Class Warfare Harms Poor and Jobless

CNBC just had a segment with several wealth advisors discussing the results of research they had done on attitudes and spending habits of the wealthy.  They found that the wealthy, who account of a sizeable percentage of overall spending, had reduced their expenditures as the class warfare rhetoric was ratcheted up by the president and the Occupy movement.  Feeling targeted, a significant portion of the wealthy simply chose to be less conspicuous about spending.  Of course, when they don't spend  people lose jobs.

This shouldn't come as a surprise to anyone.  When Obama demonized people for going to Las Vegas, tourism and convention business to Las Vegas dropped significantly.  A lot of people who worked there lost their jobs. People whose jobs depended on those people were hurt.  Pain snowballs.

Remember the Luxury Tax of 1990:

Every now and then Washington does something so breathtakingly stupid that you can't even whistle -- you can only shake your head. The ill-fated ''luxury tax'' -- enacted as part of the 1990 deficit reduction law and largely repealed in this year's budget bill -- is such a thing. The luxury tax crept quietly into the closed-door negotiations that led up to the 1990 budget deal. Its champions were Democratic Congressmen seeking to ensure that the rich would ''pay their fair share,'' as House majority leader Richard Gephardt put it at the time.
The people who paid were the workers who lost their jobs building small planes, yachts, etc.  Half of the workers in the boat industry lost their jobs. Many of the small family-owned businesses were forced into bankruptcy. The tax was a disaster all the way around.  It raised almost no revenue, yet cost the treasury substantial sums due to lost tax revenue and money paid out for increased food stamps, welfare, and other such benefits.  It was a great example of the dead weight loss created by taxes.

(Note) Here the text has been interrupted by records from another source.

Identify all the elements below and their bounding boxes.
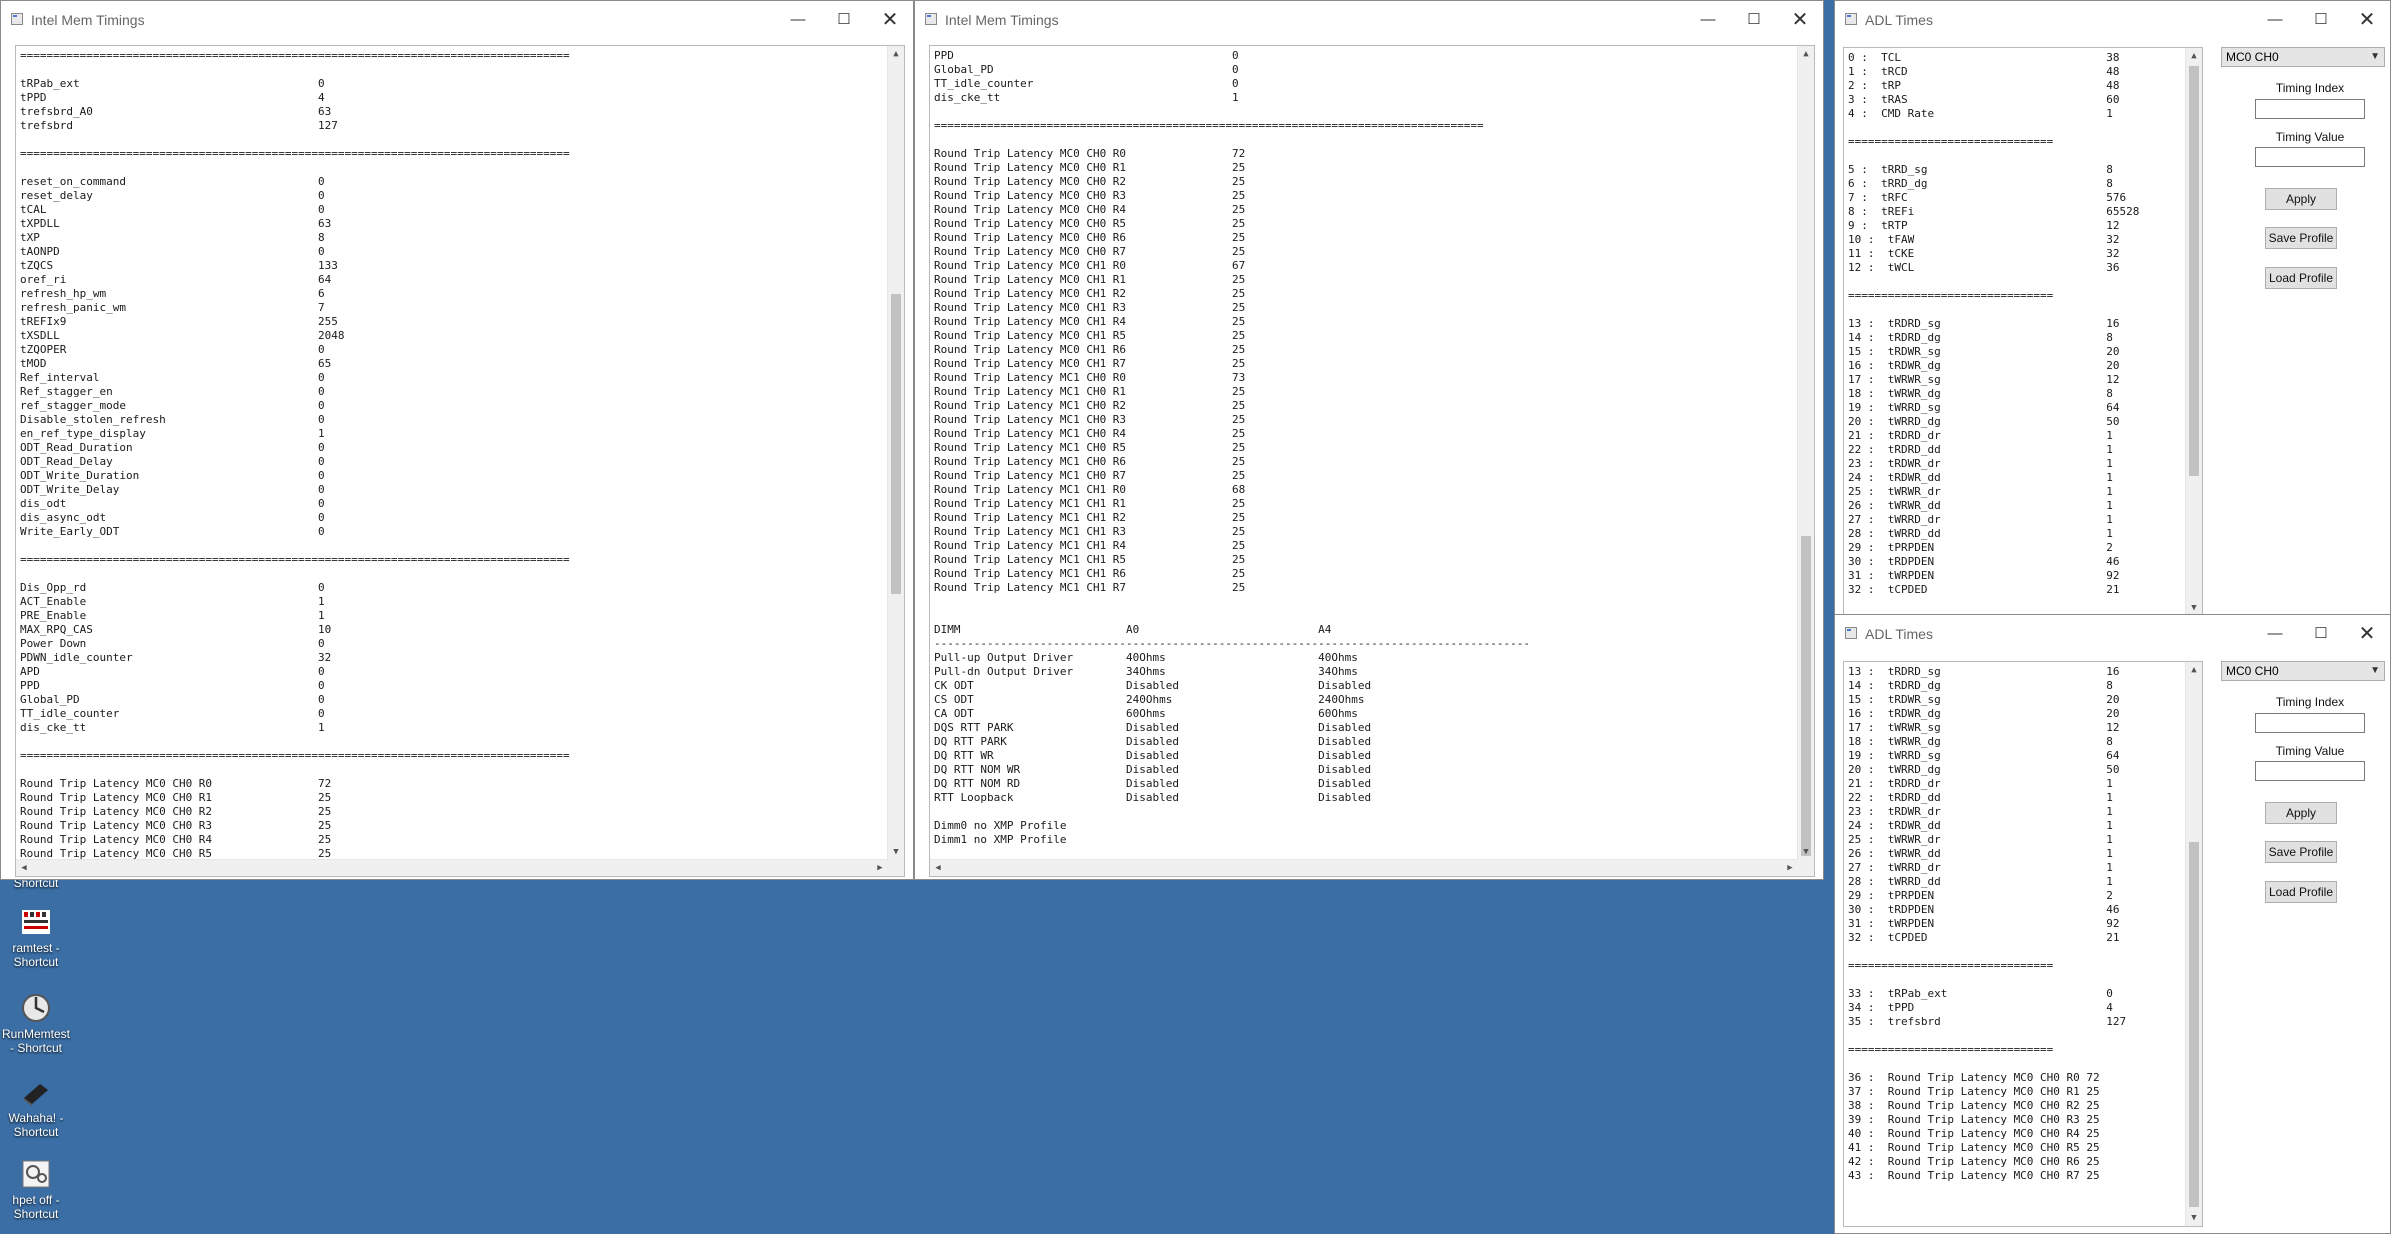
scroll-up-icon[interactable]: ▲ (1798, 46, 1814, 62)
load-profile-button[interactable]: Load Profile (2265, 881, 2337, 903)
chevron-down-icon: ▼ (2370, 51, 2380, 62)
desktop-icon-hpet[interactable]: hpet off - Shortcut (0, 1158, 72, 1221)
scrollbar-corner (888, 860, 904, 876)
hpet-icon (20, 1158, 52, 1190)
adl-timings-text: 0 : TCL 38 1 : tRCD 48 2 : tRP 48 3 : tR… (1848, 51, 2140, 596)
desktop-icon-ramtest[interactable]: ramtest - Shortcut (0, 906, 72, 969)
desktop-icon-wahaha[interactable]: Wahaha! - Shortcut (0, 1076, 72, 1139)
app-icon (1845, 627, 1857, 639)
desktop-icon-runmemtest[interactable]: RunMemtest - Shortcut (0, 992, 72, 1055)
desktop-icon-label: RunMemtest - Shortcut (1, 1027, 71, 1055)
scroll-left-icon[interactable]: ◀ (16, 860, 32, 876)
scroll-thumb[interactable] (1801, 536, 1811, 856)
window-title: ADL Times (1865, 626, 1933, 642)
scroll-down-icon[interactable]: ▼ (888, 844, 904, 860)
timing-index-input[interactable] (2255, 713, 2365, 733)
maximize-button[interactable]: ☐ (2298, 615, 2344, 653)
runmemtest-icon (20, 992, 52, 1024)
vertical-scrollbar[interactable]: ▲ ▼ (887, 46, 904, 860)
scroll-down-icon[interactable]: ▼ (1798, 844, 1814, 860)
app-icon (925, 13, 937, 25)
timing-index-input[interactable] (2255, 99, 2365, 119)
window-title: Intel Mem Timings (945, 12, 1059, 28)
maximize-button[interactable]: ☐ (2298, 1, 2344, 39)
close-button[interactable]: ✕ (2344, 1, 2390, 39)
timings-text-area[interactable]: ========================================… (15, 45, 905, 877)
title-bar[interactable]: ADL Times — ☐ ✕ (1835, 1, 2390, 39)
scroll-thumb[interactable] (2189, 66, 2199, 476)
desktop-icon-label: hpet off - Shortcut (12, 1193, 60, 1221)
save-profile-button[interactable]: Save Profile (2265, 227, 2337, 249)
save-profile-button[interactable]: Save Profile (2265, 841, 2337, 863)
apply-button[interactable]: Apply (2265, 802, 2337, 824)
scroll-right-icon[interactable]: ▶ (872, 860, 888, 876)
horizontal-scrollbar[interactable]: ◀ ▶ (930, 859, 1798, 876)
title-bar[interactable]: Intel Mem Timings — ☐ ✕ (915, 1, 1823, 39)
scroll-thumb[interactable] (891, 294, 901, 594)
timing-value-input[interactable] (2255, 761, 2365, 781)
timings-text-area[interactable]: PPD 0 Global_PD 0 TT_idle_counter 0 dis_… (929, 45, 1815, 877)
minimize-button[interactable]: — (1685, 1, 1731, 39)
vertical-scrollbar[interactable]: ▲ ▼ (1797, 46, 1814, 860)
intel-mem-timings-window-2[interactable]: Intel Mem Timings — ☐ ✕ PPD 0 Global_PD … (914, 0, 1824, 880)
vertical-scrollbar[interactable]: ▲ ▼ (2185, 48, 2202, 616)
apply-button[interactable]: Apply (2265, 188, 2337, 210)
close-button[interactable]: ✕ (867, 1, 913, 39)
timing-index-label: Timing Index (2275, 81, 2345, 95)
scroll-down-icon[interactable]: ▼ (2186, 1210, 2202, 1226)
scroll-left-icon[interactable]: ◀ (930, 860, 946, 876)
minimize-button[interactable]: — (2252, 1, 2298, 39)
vertical-scrollbar[interactable]: ▲ ▼ (2185, 662, 2202, 1226)
desktop-icon-label: Wahaha! - Shortcut (8, 1111, 64, 1139)
scrollbar-corner (1798, 860, 1814, 876)
maximize-button[interactable]: ☐ (821, 1, 867, 39)
window-title: Intel Mem Timings (31, 12, 145, 28)
adl-timings-text: 13 : tRDRD_sg 16 14 : tRDRD_dg 8 15 : tR… (1848, 665, 2127, 1182)
adl-timings-list[interactable]: 13 : tRDRD_sg 16 14 : tRDRD_dg 8 15 : tR… (1843, 661, 2203, 1227)
close-button[interactable]: ✕ (1777, 1, 1823, 39)
minimize-button[interactable]: — (2252, 615, 2298, 653)
scroll-thumb[interactable] (2189, 842, 2199, 1207)
intel-mem-timings-window-1[interactable]: Intel Mem Timings — ☐ ✕ ================… (0, 0, 914, 880)
close-button[interactable]: ✕ (2344, 615, 2390, 653)
adl-times-window-2[interactable]: ADL Times — ☐ ✕ 13 : tRDRD_sg 16 14 : tR… (1834, 614, 2391, 1234)
wahaha-icon (20, 1076, 52, 1108)
timing-value-label: Timing Value (2275, 130, 2345, 144)
desktop-icon-label: ramtest - Shortcut (12, 941, 60, 969)
timings-text: ========================================… (20, 49, 570, 860)
channel-select-value: MC0 CH0 (2226, 50, 2279, 64)
ramtest-icon (20, 906, 52, 938)
app-icon (11, 13, 23, 25)
adl-timings-list[interactable]: 0 : TCL 38 1 : tRCD 48 2 : tRP 48 3 : tR… (1843, 47, 2203, 617)
minimize-button[interactable]: — (775, 1, 821, 39)
load-profile-button[interactable]: Load Profile (2265, 267, 2337, 289)
scroll-up-icon[interactable]: ▲ (2186, 48, 2202, 64)
title-bar[interactable]: Intel Mem Timings — ☐ ✕ (1, 1, 913, 39)
scroll-up-icon[interactable]: ▲ (2186, 662, 2202, 678)
channel-select[interactable]: MC0 CH0 ▼ (2221, 661, 2385, 681)
scroll-up-icon[interactable]: ▲ (888, 46, 904, 62)
app-icon (1845, 13, 1857, 25)
channel-select-value: MC0 CH0 (2226, 664, 2279, 678)
adl-times-window-1[interactable]: ADL Times — ☐ ✕ 0 : TCL 38 1 : tRCD 48 2… (1834, 0, 2391, 620)
maximize-button[interactable]: ☐ (1731, 1, 1777, 39)
window-title: ADL Times (1865, 12, 1933, 28)
chevron-down-icon: ▼ (2370, 665, 2380, 676)
timings-text: PPD 0 Global_PD 0 TT_idle_counter 0 dis_… (934, 49, 1531, 846)
timing-value-input[interactable] (2255, 147, 2365, 167)
timing-value-label: Timing Value (2275, 744, 2345, 758)
channel-select[interactable]: MC0 CH0 ▼ (2221, 47, 2385, 67)
timing-index-label: Timing Index (2275, 695, 2345, 709)
scroll-right-icon[interactable]: ▶ (1782, 860, 1798, 876)
title-bar[interactable]: ADL Times — ☐ ✕ (1835, 615, 2390, 653)
horizontal-scrollbar[interactable]: ◀ ▶ (16, 859, 888, 876)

But taxation isn't required for class warfare to exact a heavy toll on the economy.  Obama's stupid Vegas comment demonstrates that.  Perhaps the worst example in American history was the demonizing of business, investors and the wealthy by FDR in his re-election campaign in 1936.  Amity Shlaes documented the disastrous results FDR's rhetoric wreaked on the economy in The Forgotten Man.  Net investment actually turned negative (something that didn't even happen after the 1929 crash and the worst of the early years).  The depression worsened.